Adem vier tellen in, houd vier tellen vast, adem vier tellen uit, en houd weer vier tellen vast. Herhaal dit vier ronden en observeer de verzachting langs je schouders. De gelijkmatige hoeken van het patroon geven houvast wanneer gedachten jagen. Forceer nooit de retenties; laat comfort leidend zijn. Als vier tellen te lang voelt, kies drie. Het doel is soepele stabiliteit, niet prestatie. Rond af met één extra langzame uitademing voor een voelbare landingsstrook.
Adem rustig in door de neus, voeg direct een tweede, klein snufje lucht toe om longblaasjes te openen, en laat dan een lange, hoorbare zucht door de mond ontsnappen. Herhaal dit tien tot vijftien keer. Deze sequentie verlaagt snel spanning in borst en keel en reset oppervlakkige adempatronen die door schermstaren ontstaan.
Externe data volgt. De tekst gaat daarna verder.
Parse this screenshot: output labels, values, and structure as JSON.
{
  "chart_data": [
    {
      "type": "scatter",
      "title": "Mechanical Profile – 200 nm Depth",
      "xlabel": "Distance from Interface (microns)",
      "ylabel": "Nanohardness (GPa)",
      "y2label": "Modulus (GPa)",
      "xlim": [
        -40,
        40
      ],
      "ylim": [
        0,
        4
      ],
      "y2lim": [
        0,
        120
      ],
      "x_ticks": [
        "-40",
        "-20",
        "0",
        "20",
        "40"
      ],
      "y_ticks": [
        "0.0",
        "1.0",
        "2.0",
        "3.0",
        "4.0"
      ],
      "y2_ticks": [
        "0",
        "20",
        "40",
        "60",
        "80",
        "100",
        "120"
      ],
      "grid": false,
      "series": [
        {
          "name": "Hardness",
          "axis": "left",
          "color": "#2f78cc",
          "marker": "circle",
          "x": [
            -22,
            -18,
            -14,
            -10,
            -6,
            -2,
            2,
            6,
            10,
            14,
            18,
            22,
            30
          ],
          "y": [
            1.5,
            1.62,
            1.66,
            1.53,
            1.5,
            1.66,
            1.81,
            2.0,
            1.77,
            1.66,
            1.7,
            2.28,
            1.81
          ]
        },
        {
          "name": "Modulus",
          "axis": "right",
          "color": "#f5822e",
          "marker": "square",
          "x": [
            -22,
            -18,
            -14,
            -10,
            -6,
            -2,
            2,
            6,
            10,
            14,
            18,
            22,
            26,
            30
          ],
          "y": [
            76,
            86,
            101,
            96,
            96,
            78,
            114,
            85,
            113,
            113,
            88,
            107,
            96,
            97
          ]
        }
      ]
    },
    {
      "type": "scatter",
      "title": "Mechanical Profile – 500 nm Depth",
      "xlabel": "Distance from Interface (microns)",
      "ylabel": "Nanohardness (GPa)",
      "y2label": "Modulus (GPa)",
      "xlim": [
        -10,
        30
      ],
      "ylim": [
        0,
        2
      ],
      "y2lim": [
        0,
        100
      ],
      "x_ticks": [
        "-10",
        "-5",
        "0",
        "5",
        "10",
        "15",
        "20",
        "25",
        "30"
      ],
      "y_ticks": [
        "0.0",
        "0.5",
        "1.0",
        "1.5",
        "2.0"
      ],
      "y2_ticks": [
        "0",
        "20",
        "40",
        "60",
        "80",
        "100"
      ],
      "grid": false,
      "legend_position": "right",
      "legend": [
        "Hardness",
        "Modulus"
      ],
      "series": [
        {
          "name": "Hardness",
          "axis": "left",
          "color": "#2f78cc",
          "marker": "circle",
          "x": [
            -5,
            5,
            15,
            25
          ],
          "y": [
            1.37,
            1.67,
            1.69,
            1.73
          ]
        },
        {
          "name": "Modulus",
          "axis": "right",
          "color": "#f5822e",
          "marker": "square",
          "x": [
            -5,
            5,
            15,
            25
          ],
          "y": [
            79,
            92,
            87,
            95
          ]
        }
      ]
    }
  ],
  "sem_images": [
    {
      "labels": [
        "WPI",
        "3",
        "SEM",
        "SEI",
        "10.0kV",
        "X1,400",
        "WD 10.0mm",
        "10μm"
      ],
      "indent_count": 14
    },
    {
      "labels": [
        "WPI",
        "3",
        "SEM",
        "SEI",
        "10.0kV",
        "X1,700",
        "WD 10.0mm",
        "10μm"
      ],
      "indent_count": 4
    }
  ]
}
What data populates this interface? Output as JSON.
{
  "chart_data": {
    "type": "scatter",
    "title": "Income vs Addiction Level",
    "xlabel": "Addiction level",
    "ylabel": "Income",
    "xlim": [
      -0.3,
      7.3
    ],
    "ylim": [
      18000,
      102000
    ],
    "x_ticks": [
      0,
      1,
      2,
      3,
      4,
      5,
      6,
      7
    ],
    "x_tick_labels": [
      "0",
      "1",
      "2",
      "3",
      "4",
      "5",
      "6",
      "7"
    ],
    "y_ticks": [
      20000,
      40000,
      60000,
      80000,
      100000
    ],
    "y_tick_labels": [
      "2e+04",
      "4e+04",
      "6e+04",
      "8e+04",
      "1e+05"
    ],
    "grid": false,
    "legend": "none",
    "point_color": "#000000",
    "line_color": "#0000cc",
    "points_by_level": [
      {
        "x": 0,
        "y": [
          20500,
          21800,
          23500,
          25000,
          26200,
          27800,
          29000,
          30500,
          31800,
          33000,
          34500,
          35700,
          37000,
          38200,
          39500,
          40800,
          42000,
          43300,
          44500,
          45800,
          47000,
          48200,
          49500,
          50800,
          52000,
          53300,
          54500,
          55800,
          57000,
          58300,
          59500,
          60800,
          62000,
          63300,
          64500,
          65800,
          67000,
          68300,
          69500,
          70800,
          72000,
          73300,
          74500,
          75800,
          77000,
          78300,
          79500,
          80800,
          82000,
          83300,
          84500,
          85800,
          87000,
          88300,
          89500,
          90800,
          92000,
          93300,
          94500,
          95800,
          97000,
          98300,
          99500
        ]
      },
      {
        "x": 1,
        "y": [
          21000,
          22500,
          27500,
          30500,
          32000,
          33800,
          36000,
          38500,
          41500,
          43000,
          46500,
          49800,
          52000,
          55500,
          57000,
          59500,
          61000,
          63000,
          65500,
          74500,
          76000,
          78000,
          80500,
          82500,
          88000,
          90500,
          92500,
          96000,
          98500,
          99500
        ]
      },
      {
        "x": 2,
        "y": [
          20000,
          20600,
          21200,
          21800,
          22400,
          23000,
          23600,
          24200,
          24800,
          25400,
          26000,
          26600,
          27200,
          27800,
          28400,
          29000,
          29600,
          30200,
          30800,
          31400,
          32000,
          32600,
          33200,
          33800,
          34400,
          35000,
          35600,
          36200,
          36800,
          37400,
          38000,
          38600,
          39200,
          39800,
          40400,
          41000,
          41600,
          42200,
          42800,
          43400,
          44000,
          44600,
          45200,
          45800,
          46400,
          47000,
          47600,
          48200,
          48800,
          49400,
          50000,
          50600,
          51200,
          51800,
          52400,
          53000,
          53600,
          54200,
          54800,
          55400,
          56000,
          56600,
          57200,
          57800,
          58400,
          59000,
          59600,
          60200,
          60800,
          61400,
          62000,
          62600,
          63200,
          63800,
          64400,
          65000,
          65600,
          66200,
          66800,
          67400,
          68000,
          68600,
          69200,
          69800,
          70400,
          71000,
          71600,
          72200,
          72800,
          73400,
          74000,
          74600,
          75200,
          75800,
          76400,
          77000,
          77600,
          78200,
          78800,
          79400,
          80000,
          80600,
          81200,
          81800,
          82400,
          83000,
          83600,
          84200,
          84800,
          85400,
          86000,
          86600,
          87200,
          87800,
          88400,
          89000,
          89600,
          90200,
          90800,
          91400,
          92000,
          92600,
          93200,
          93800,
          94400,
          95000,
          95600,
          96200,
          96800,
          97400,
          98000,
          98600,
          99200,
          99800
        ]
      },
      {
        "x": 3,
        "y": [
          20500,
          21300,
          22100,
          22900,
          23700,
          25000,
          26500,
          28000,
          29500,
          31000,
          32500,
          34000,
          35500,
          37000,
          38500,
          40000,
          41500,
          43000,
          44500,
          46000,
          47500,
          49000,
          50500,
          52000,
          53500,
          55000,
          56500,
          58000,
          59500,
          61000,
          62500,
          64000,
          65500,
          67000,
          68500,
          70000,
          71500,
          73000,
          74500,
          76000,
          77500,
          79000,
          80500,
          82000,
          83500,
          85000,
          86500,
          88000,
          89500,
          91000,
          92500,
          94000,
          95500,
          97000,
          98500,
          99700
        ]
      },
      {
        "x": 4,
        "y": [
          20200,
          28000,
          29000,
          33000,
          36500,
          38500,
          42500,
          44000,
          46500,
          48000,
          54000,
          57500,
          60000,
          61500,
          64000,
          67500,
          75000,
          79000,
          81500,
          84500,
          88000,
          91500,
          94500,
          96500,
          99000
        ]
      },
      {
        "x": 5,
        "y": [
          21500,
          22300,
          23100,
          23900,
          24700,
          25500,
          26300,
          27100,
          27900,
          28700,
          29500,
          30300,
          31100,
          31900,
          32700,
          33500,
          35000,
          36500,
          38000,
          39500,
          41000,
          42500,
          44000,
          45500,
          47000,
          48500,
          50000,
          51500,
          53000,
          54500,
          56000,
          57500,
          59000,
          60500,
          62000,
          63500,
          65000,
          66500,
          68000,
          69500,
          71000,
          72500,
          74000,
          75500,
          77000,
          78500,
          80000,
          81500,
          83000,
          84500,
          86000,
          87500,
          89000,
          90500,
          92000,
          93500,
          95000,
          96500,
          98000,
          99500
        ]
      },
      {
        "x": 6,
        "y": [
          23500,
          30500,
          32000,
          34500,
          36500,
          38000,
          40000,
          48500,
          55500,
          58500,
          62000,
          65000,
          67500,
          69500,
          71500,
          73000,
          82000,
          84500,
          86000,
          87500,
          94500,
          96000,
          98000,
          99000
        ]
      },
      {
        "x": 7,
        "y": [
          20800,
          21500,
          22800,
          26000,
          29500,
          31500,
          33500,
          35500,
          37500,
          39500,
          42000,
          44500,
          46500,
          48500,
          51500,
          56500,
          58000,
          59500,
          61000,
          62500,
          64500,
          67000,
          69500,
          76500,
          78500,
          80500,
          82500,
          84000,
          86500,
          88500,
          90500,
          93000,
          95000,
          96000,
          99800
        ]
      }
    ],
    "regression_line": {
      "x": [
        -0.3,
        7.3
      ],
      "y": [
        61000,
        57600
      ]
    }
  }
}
Ideaal na intens mailen of voor een gesprek dat ertoe doet. Laat je uitademing langzaam wegvloeien, alsof je een raam openzet voor frisse helderheid.
Elke keer dat je een browsertab sluit, doe je twee fysiologische zuchten. Het is klein, zichtbaar voor niemand, en toch voelbaar als een schone lei voor je brein. De handeling markeert afronding, waardoor onafgemaakte taken minder blijven fluisteren. Na een week merk je sneller beslissen en minder uitstel. Zet eventueel een subtiel pictogram naast je monitor als visueel geheugensteuntje. Laat het licht en luchtig blijven, zodat het gedrag zichzelf uitlokt in plaats van discipline te eisen.
Gebruik een stille herinnering op je telefoon, liefst gekoppeld aan een dagelijkse route, zoals de trap op of af. Doe bovenaan of onderaan één minuut 4–6-cadans. De fysieke verplaatsing helpt je zenuwstelsel schakelen, terwijl het ritme je hoofd uitruimt. Als iemand meekijkt, hoef je niets uit te leggen; je staat alleen even stil. Na twee weken voelt het vreemd om de trap te nemen zonder die heldere, korte reset die je dag soepel maakt.